(MintPress) – A group of more than 100 big company CEOs have created a “non-partisan” campaign entitled “Fix the Debt,” in which the goal, according to the group’s website, is to “put America on a better fiscal and economic path.”
Though the group is also comprised of current and former members of Congress, governors, mayors and business leaders from both sides of the political aisle, the common goal of the group is to fix the budget by implementing massive cuts to Social Security and Medicare.
But as Iowa Senator Tom Harkin said: “Every dollar that wealthy taxpayers do not pay under this deal, we will eventually ask Americans of modest means to forgo in Social Security, Medicare and Medicaid benefits.”
While at first glance the mission of the group seems to be well-intended, the group was recently “exposed as a front group for the world’s richest war profiteers to protect their billion-dollar Pentagon contracts, and the world’s worst corporate tax dodgers to protect their egregious loopholes and gimmicks in the U.S. tax code.”
Though some in the group have claimed they would discuss the addition of minor tax increases in addition to cuts, the majority of the group is focused solely on budget cuts and pressuring Congress to introduce new corporate tax breaks and create a permanent corporate tax holiday on offshore income.
As the Huffington Post reported, “We documented, for example, how many of the campaign’s leaders had contributed massively to the national debt through tax-dodging tricks. Twenty-four of them had even paid their CEOs more in 2011 than their firms paid in corporate income taxes. We also calculated that the average Fix the Debt CEO calling for cuts to Social Security themselves had pension assets of $12 million, enough to garner a $65,000 monthly retirement check starting at age 65.”
On Monday, Honeywell CEO David Cote, took the groups message to New Hampshire.

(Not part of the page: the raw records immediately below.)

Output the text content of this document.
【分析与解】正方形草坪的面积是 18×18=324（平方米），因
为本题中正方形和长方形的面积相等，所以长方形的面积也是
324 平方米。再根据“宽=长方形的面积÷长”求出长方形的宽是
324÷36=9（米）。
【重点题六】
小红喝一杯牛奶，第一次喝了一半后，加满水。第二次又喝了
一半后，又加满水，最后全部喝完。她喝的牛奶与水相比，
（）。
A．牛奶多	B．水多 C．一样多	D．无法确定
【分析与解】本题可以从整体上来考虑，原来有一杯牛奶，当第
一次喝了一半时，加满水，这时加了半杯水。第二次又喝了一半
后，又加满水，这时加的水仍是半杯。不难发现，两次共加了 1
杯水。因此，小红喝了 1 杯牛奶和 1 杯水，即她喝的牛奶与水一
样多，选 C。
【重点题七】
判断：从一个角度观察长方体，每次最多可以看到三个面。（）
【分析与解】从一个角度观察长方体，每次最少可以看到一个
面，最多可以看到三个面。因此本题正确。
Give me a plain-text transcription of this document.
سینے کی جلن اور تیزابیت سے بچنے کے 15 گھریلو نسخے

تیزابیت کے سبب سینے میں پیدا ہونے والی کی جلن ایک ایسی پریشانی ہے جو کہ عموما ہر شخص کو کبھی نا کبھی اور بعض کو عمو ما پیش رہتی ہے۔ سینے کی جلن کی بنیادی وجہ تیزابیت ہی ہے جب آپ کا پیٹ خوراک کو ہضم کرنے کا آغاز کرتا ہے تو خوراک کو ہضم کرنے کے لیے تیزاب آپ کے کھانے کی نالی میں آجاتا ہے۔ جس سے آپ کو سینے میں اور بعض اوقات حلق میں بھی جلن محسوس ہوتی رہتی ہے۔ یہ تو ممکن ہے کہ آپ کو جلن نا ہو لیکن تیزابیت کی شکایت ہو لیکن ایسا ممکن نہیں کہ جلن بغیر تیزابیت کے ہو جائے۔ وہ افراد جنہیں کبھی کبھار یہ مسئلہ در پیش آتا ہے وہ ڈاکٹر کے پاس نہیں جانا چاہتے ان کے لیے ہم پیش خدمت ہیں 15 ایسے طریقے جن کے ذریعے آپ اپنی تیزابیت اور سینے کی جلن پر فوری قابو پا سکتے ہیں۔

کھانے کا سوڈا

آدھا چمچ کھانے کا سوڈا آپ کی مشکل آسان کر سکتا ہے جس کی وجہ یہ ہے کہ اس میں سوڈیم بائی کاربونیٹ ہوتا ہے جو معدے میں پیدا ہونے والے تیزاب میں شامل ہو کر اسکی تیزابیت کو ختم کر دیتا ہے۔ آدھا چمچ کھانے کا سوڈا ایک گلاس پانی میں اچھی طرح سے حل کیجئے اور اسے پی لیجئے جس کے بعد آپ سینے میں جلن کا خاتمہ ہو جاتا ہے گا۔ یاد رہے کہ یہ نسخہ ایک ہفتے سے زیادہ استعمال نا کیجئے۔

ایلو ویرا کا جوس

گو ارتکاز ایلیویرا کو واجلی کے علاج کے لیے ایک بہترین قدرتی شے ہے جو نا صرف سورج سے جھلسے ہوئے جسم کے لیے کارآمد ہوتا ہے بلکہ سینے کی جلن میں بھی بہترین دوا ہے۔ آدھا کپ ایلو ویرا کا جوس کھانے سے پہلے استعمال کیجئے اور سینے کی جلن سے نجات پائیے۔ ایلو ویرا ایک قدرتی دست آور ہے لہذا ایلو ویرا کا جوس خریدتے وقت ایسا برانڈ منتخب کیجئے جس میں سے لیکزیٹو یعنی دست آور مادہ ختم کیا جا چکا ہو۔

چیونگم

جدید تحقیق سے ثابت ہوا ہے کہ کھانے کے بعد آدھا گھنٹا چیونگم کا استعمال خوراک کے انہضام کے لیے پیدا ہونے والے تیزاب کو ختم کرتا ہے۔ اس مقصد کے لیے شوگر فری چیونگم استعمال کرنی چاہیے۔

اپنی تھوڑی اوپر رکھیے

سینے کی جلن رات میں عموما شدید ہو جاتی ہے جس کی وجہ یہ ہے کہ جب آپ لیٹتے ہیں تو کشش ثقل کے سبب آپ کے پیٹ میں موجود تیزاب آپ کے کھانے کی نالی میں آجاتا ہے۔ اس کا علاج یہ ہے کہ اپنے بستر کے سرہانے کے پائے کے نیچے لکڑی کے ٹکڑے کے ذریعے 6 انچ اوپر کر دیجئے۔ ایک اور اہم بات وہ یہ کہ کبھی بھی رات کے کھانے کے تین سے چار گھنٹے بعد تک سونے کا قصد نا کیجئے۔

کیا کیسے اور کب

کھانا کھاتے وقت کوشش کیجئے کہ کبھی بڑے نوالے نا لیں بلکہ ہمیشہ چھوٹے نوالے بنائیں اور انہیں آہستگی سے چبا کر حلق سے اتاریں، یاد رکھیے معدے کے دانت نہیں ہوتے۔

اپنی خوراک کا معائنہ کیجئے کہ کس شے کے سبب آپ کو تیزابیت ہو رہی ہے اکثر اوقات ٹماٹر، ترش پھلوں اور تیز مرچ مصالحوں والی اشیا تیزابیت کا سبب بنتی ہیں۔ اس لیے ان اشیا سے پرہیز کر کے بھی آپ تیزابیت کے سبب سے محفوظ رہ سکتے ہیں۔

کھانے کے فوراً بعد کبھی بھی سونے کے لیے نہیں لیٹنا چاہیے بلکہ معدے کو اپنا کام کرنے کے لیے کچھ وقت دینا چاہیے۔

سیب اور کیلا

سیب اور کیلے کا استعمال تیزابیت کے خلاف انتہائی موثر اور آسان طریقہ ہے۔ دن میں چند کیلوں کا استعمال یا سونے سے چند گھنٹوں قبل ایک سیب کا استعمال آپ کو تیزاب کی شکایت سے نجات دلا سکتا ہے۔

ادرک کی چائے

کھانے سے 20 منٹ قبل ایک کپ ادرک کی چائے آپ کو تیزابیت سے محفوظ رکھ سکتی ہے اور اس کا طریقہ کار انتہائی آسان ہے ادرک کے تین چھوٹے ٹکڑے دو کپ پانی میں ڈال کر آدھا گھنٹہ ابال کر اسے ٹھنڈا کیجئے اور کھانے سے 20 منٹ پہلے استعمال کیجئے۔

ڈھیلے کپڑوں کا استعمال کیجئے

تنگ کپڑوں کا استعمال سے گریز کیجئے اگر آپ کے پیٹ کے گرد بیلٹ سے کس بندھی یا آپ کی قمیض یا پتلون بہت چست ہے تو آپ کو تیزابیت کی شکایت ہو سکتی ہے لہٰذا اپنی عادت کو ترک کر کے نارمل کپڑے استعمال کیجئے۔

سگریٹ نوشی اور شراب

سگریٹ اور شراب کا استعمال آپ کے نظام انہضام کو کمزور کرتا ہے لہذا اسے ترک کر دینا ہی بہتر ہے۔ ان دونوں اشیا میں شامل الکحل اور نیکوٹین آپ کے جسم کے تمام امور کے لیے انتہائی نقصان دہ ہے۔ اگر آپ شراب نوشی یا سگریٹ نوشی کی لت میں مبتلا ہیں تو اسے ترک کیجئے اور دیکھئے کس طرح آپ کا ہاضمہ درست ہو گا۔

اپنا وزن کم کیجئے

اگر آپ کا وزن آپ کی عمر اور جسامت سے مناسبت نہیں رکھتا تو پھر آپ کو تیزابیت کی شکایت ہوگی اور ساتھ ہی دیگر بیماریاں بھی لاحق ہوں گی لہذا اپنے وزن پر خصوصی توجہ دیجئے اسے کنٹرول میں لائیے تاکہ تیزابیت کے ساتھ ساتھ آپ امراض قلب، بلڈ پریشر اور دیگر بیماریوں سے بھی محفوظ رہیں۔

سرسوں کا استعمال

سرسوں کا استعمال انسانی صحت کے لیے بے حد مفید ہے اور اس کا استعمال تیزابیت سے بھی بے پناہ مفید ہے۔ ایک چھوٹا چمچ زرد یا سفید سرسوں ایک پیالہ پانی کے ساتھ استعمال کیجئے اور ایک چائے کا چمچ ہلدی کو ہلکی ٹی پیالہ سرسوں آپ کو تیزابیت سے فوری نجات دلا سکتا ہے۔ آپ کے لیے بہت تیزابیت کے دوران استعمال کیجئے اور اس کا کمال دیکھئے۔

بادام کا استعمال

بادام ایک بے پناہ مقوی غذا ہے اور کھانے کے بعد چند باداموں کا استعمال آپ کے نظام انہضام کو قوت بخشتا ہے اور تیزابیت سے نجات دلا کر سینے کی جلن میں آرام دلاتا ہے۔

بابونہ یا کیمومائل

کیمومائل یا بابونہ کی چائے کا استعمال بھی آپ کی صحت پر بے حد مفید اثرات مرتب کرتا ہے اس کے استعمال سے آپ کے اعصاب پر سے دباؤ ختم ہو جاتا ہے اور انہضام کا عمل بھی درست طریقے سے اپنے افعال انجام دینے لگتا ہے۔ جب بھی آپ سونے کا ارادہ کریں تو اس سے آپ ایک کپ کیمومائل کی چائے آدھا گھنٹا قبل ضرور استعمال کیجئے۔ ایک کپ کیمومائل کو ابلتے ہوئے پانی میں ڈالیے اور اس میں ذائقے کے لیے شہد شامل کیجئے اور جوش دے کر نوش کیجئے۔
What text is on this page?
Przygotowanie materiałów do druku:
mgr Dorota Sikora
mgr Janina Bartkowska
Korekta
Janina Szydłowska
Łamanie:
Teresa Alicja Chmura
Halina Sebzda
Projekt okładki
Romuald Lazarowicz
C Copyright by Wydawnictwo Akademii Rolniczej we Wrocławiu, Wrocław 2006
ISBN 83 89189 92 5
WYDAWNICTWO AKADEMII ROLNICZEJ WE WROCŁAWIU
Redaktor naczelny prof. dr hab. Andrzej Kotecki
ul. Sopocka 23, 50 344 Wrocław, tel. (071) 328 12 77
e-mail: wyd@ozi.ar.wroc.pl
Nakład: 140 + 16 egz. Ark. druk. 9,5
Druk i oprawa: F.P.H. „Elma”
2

During his speech, activists with the “Flip the Debt” campaign, which advocates that the way to solve the debt crisis is for the 1 percent to pay their fair share of taxes, interrupted Cote and informed the audience about Honeywell’s low tax rate.
On its website, the Flip the Debt group wrote: “We wouldn’t have to make these cuts, and we could invest in putting America back to work, if only [corporations] pay their fair share. So we say, rather than ‘fix the debt,’ let’s ‘flip the debt’ and put responsibility where it belongs. Hey 1%! Pay your damn taxes.”
The group also claims that the “Bush tax cuts for the wealthy tax-dodging global corporations — many of them members of Fix the Debt — have cost the U.S. Treasury $2.3 trillion, an amount that exceeds the $1.6 trillion Congress now seeks to cut from the deficit.”
Honeywell has reportedly secured $1.5 billion in defense contracts in 2012, paid a minus 0.7 percent federal income tax rate between 2008 and 2010, has $39.8 billion in assets and is the 33rd largest recipient of tax dollars out of the top 100 military contractors.
Disabled workers and elderly retirees handed Cote their Social Security checks while he spoke, and one shouted, “I only get $1,200 a month to live on, but you need another yacht.”
The average Social Security check is under $1,400 per month. By comparison, when CEO David Cote retires, he is expected to receive a monthly mention of nearly $500,000.
Luckily for those dependent on Medicare and Social Security, the power of “Fix the Debt” appears to be diminishing, but President Obama has not entirely ruled out making cuts to the program and increasing taxes on Social Security beneficiaries.